In 1996, the hospital was selected into the first batch of 3A hospitals, since reclassified as a Grade A tertiary hospital. In 2010, the Chinese government began recognizing National Centers for Cardiovascular Diseases with Fuwai Hospital as a model of excellence.

==Facilities==
Fuwai Hospital is the world’s largest cardiovascular science center, internationally known for its treatment of complex and severe cardiovascular diseases. It is also China's national center for cardiovascular clinical healthcare, medical research, disease prevention, and education. Fuwai Hospital is the National Clinical Research Center, State Key Laboratory of Cardiovascular Disease, and National Clinical Research Center of Cardiovascular Diseases. Its staff are major writers of academic articles on cardiology.

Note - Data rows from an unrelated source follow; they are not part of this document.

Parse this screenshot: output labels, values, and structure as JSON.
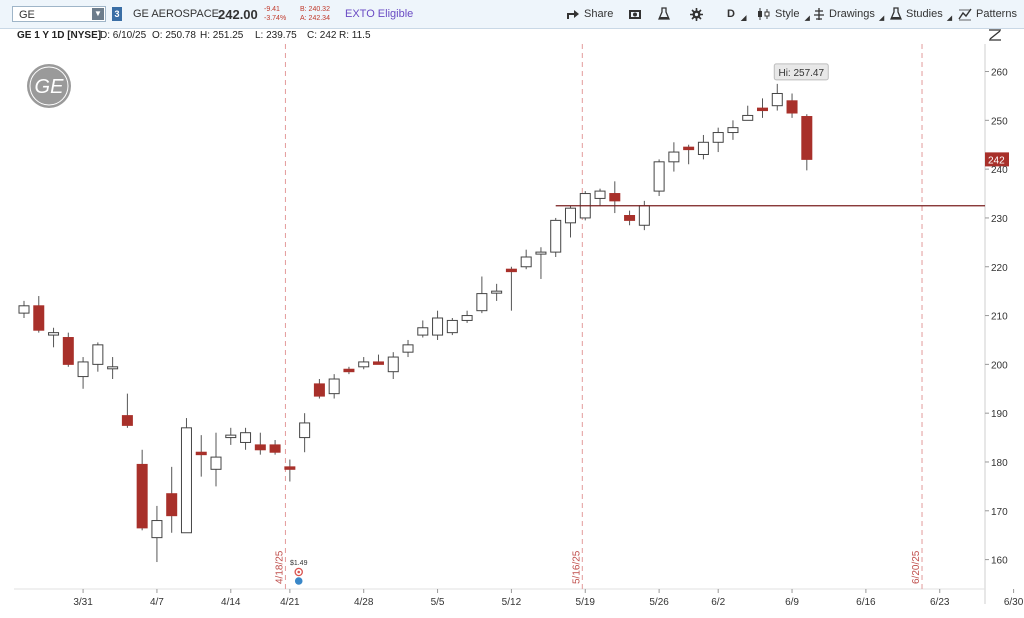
{
  "toolbar": {
    "symbol": "GE",
    "exchange_badge": "3",
    "company_name": "GE AEROSPACE",
    "last_price": "242.00",
    "change_abs": "-9.41",
    "change_pct": "-3.74%",
    "bid": "B: 240.32",
    "ask": "A: 242.34",
    "exto": "EXTO Eligible",
    "share_label": "Share",
    "period_label": "D",
    "style_label": "Style",
    "drawings_label": "Drawings",
    "studies_label": "Studies",
    "patterns_label": "Patterns"
  },
  "infobar": {
    "symbol_info": "GE 1 Y 1D [NYSE]",
    "date": "D: 6/10/25",
    "open": "O: 250.78",
    "high": "H: 251.25",
    "low": "L: 239.75",
    "close": "C: 242",
    "range": "R: 11.5"
  },
  "colors": {
    "up": "#ffffff",
    "down": "#a8302a",
    "wick": "#555555",
    "price_line": "#7a1f1f",
    "event_line": "#e39a9a"
  },
  "chart_data": {
    "type": "candlestick",
    "symbol": "GE",
    "ylim": [
      155,
      264
    ],
    "y_ticks": [
      160,
      170,
      180,
      190,
      200,
      210,
      220,
      230,
      240,
      250,
      260
    ],
    "x_tick_labels": [
      {
        "label": "3/31",
        "index": 4
      },
      {
        "label": "4/7",
        "index": 9
      },
      {
        "label": "4/14",
        "index": 14
      },
      {
        "label": "4/21",
        "index": 18
      },
      {
        "label": "4/28",
        "index": 23
      },
      {
        "label": "5/5",
        "index": 28
      },
      {
        "label": "5/12",
        "index": 33
      },
      {
        "label": "5/19",
        "index": 38
      },
      {
        "label": "5/26",
        "index": 43
      },
      {
        "label": "6/2",
        "index": 47
      },
      {
        "label": "6/9",
        "index": 52
      },
      {
        "label": "6/16",
        "index": 57
      },
      {
        "label": "6/23",
        "index": 62
      },
      {
        "label": "6/30",
        "index": 67
      }
    ],
    "event_markers": [
      {
        "label": "4/18/25",
        "index": 17.7
      },
      {
        "label": "5/16/25",
        "index": 37.8
      },
      {
        "label": "6/20/25",
        "index": 60.8
      }
    ],
    "candles": [
      {
        "o": 210.5,
        "h": 213,
        "l": 209.5,
        "c": 212
      },
      {
        "o": 212,
        "h": 214,
        "l": 206.5,
        "c": 207
      },
      {
        "o": 206,
        "h": 207.5,
        "l": 203.5,
        "c": 206.5
      },
      {
        "o": 205.5,
        "h": 206.5,
        "l": 199.5,
        "c": 200
      },
      {
        "o": 197.5,
        "h": 201.5,
        "l": 195,
        "c": 200.5
      },
      {
        "o": 200,
        "h": 204.5,
        "l": 198.5,
        "c": 204
      },
      {
        "o": 199.5,
        "h": 201.5,
        "l": 197,
        "c": 199.5
      },
      {
        "o": 189.5,
        "h": 194,
        "l": 187,
        "c": 187.5
      },
      {
        "o": 179.5,
        "h": 182.5,
        "l": 166,
        "c": 166.5
      },
      {
        "o": 164.5,
        "h": 171,
        "l": 159.5,
        "c": 168
      },
      {
        "o": 173.5,
        "h": 179,
        "l": 165.5,
        "c": 169
      },
      {
        "o": 165.5,
        "h": 189,
        "l": 165.5,
        "c": 187
      },
      {
        "o": 182,
        "h": 185.5,
        "l": 177,
        "c": 181.5
      },
      {
        "o": 178.5,
        "h": 186,
        "l": 175,
        "c": 181
      },
      {
        "o": 185,
        "h": 187,
        "l": 183.5,
        "c": 185.5
      },
      {
        "o": 184,
        "h": 187,
        "l": 182.5,
        "c": 186
      },
      {
        "o": 183.5,
        "h": 186,
        "l": 181.5,
        "c": 182.5
      },
      {
        "o": 183.5,
        "h": 184.5,
        "l": 181.5,
        "c": 182
      },
      {
        "o": 179,
        "h": 180.5,
        "l": 176,
        "c": 178.5
      },
      {
        "o": 185,
        "h": 190,
        "l": 182,
        "c": 188
      },
      {
        "o": 196,
        "h": 197,
        "l": 193,
        "c": 193.5
      },
      {
        "o": 194,
        "h": 198,
        "l": 193,
        "c": 197
      },
      {
        "o": 199,
        "h": 199.5,
        "l": 198,
        "c": 198.5
      },
      {
        "o": 199.5,
        "h": 201.5,
        "l": 199,
        "c": 200.5
      },
      {
        "o": 200.5,
        "h": 202,
        "l": 200,
        "c": 200
      },
      {
        "o": 198.5,
        "h": 202.5,
        "l": 197,
        "c": 201.5
      },
      {
        "o": 202.5,
        "h": 205,
        "l": 201.5,
        "c": 204
      },
      {
        "o": 206,
        "h": 209,
        "l": 205.5,
        "c": 207.5
      },
      {
        "o": 206,
        "h": 211,
        "l": 205,
        "c": 209.5
      },
      {
        "o": 206.5,
        "h": 209.5,
        "l": 206,
        "c": 209
      },
      {
        "o": 209,
        "h": 211,
        "l": 208.5,
        "c": 210
      },
      {
        "o": 211,
        "h": 218,
        "l": 210.5,
        "c": 214.5
      },
      {
        "o": 215,
        "h": 216.5,
        "l": 213,
        "c": 215
      },
      {
        "o": 219.5,
        "h": 220,
        "l": 211,
        "c": 219
      },
      {
        "o": 220,
        "h": 223.5,
        "l": 219.5,
        "c": 222
      },
      {
        "o": 223,
        "h": 224,
        "l": 217.5,
        "c": 223
      },
      {
        "o": 223,
        "h": 230,
        "l": 222,
        "c": 229.5
      },
      {
        "o": 229,
        "h": 232.5,
        "l": 226,
        "c": 232
      },
      {
        "o": 230,
        "h": 235.5,
        "l": 229.5,
        "c": 235
      },
      {
        "o": 234,
        "h": 236,
        "l": 232.5,
        "c": 235.5
      },
      {
        "o": 235,
        "h": 237.5,
        "l": 231,
        "c": 233.5
      },
      {
        "o": 230.5,
        "h": 231.5,
        "l": 228.5,
        "c": 229.5
      },
      {
        "o": 228.5,
        "h": 233.5,
        "l": 227.5,
        "c": 232.5
      },
      {
        "o": 235.5,
        "h": 242,
        "l": 234.5,
        "c": 241.5
      },
      {
        "o": 241.5,
        "h": 245.5,
        "l": 239.5,
        "c": 243.5
      },
      {
        "o": 244.5,
        "h": 245,
        "l": 241,
        "c": 244
      },
      {
        "o": 243,
        "h": 247,
        "l": 242,
        "c": 245.5
      },
      {
        "o": 245.5,
        "h": 248.5,
        "l": 243.5,
        "c": 247.5
      },
      {
        "o": 247.5,
        "h": 250,
        "l": 246,
        "c": 248.5
      },
      {
        "o": 250,
        "h": 253,
        "l": 250,
        "c": 251
      },
      {
        "o": 252.5,
        "h": 254.5,
        "l": 250.5,
        "c": 252
      },
      {
        "o": 253,
        "h": 257.47,
        "l": 252,
        "c": 255.5
      },
      {
        "o": 254,
        "h": 255.5,
        "l": 250.5,
        "c": 251.5
      },
      {
        "o": 250.78,
        "h": 251.25,
        "l": 239.75,
        "c": 242
      }
    ],
    "price_line": 232.5,
    "current_price_label": "242",
    "high_callout": "Hi: 257.47",
    "dividend_label": "$1.49",
    "dividend_index": 18.6,
    "dividend_icons": [
      "dividend-icon",
      "earnings-icon"
    ]
  }
}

There are now 22 clinical centers covering cardiology, cardiovascular surgery, laboratories, and cardiovascular disorders. The hospital has more than 1200 beds and an annual caseload of 15000 cardiac surgeries and 50000 procedures. In addition to its Beijing headquarters, Fuwai Hospital has branches in other places of China, including Shenzhen, Qingdao, Yunnan and Zhengzhou. The education programs provided by the hospital include Zhu Xiaodong Scholarship, training program of Vascular Surgery Department, and training program of China Oxford Centre for International Health Research, which train both domestic and international students.

==Dispute==
In June 2023, Xu Bo, director of the Interventional Catheterization Laboratory of Fuwai Hospital, was placed under disciplinary review over suspected illegal activity. He previously served as deputy director of the National Clinical Research Center for Cardiovascular Diseases, working as senior engineer and researcher.